Los Angeles’s Central Avenue Jazz
Sean J. O’Connell
I used to balk at the lo-res, random nature of the "Images Of America" series, but I’ve come to see them as a great index to new neighborhoods. They are a great first glance at a place you know nothing about. American youth soccer was born in Torrance? Who knew? The Central Avenue edition covers a tiny neighborhood, greatly changed, whose glory years are far behind it. As a collector, I know how impossible it is to find the photos, postcards, matchbooks, and menus inside. If they inspire you to visit the Dunbar Hotel or attend the Central Avenue Jazz Festival, they have done their job.
Juan Delgado and Thomas McGovern
A poet and a photographer head out to San Bernardino in search of the folk art that attempts to liven up dying strip malls. A cast of cowboys, roosters, and the Virgin Mary mark a new generation's recycling of the cast-off hamburger stands and industrial infrastructure of the 20th century.
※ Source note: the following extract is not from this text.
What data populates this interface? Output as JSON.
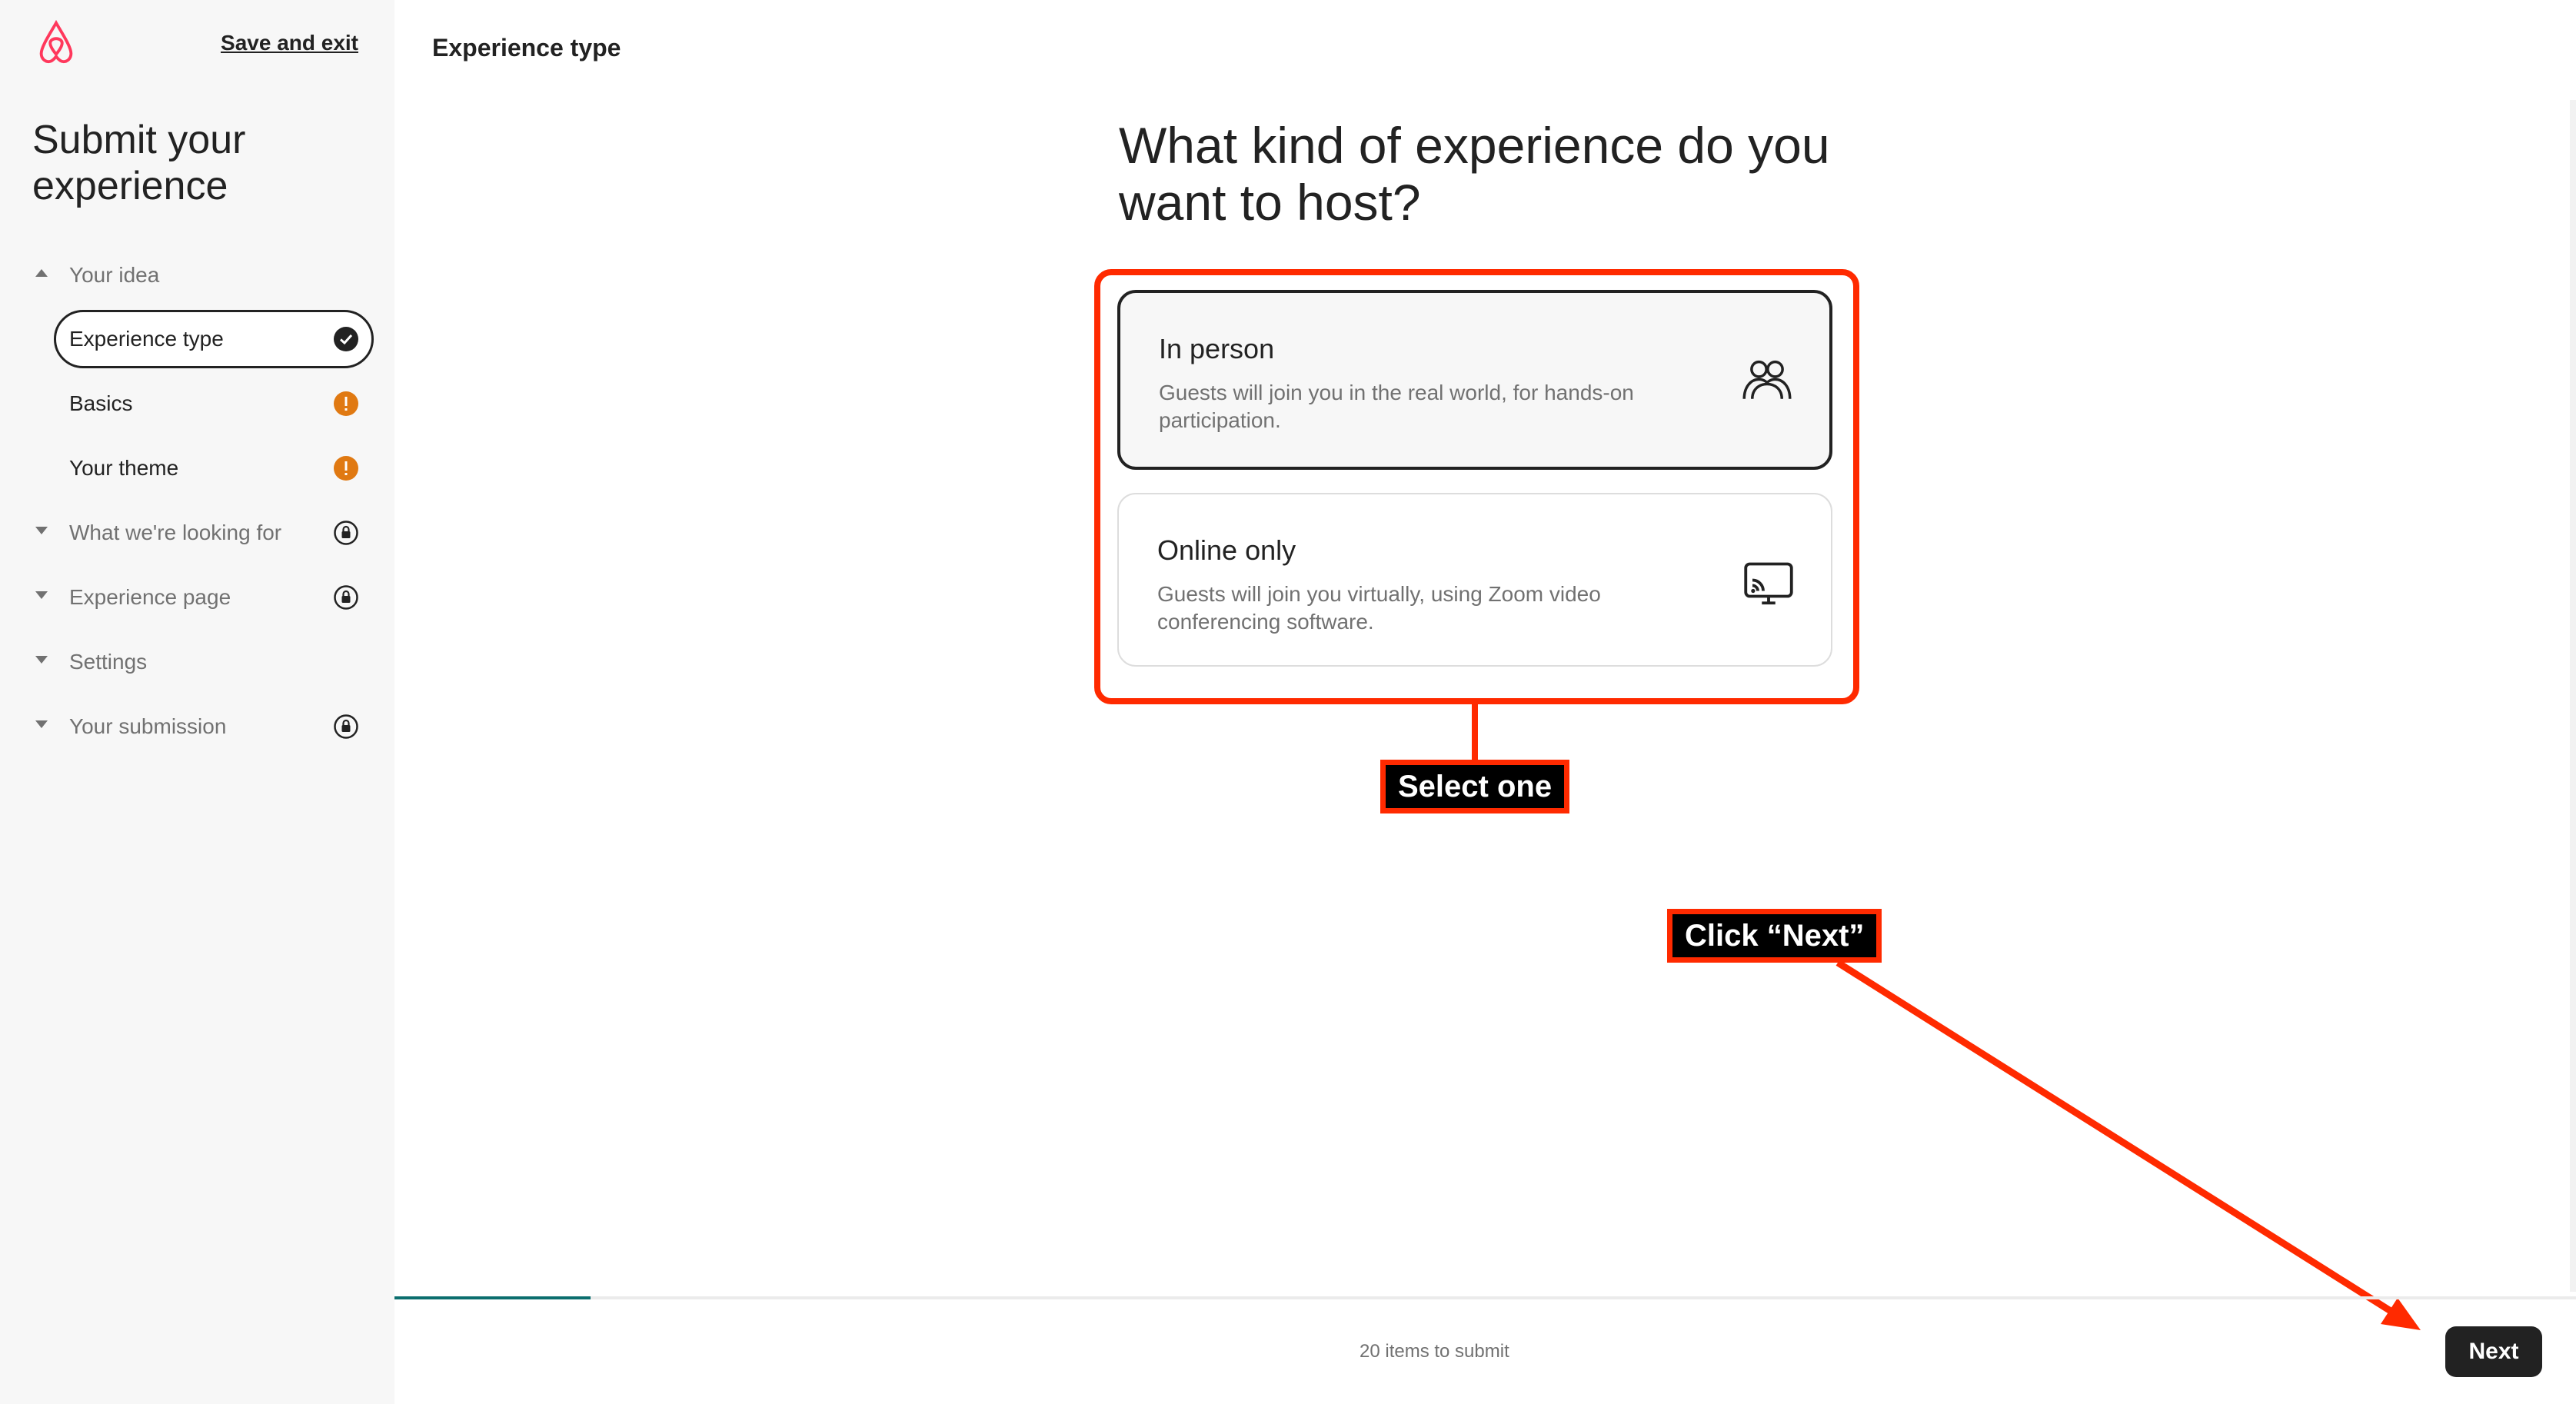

Sabato Rodia’s Towers In Watts
Luisa Del Giudice
This hefty (nearly 500-page) look at the little-known artist behind one of the most famous sculptures in America examines his Italian identity, the growth of Watts, and similar folk art creations around the world. Essays from more than a dozen academics and the transcript of a little-known interview with Rodia himself provide an intensely serious look at a fanciful creation.
Destination L.A: A Road Trip
I received the booklet that accompanies Dave Lefner’s linocut show at Skidmore Contemporary Art in a magnificent wooden box with a carved linoleum cover and a custom print inside, so I was instantly won over. They even threw in a USB on a vintage motel keychain for good luck. Lefner’s love affair with the fonts of Los Angeles is addicting. He separates the glorious letterforms from the Sahara Motel or the Frolic Room from their distracting and dirty urban environment and celebrates them as fine art. His highly detailed rendering of neon tubes makes you appreciate the hours that glass blowers put in creating them in the first place.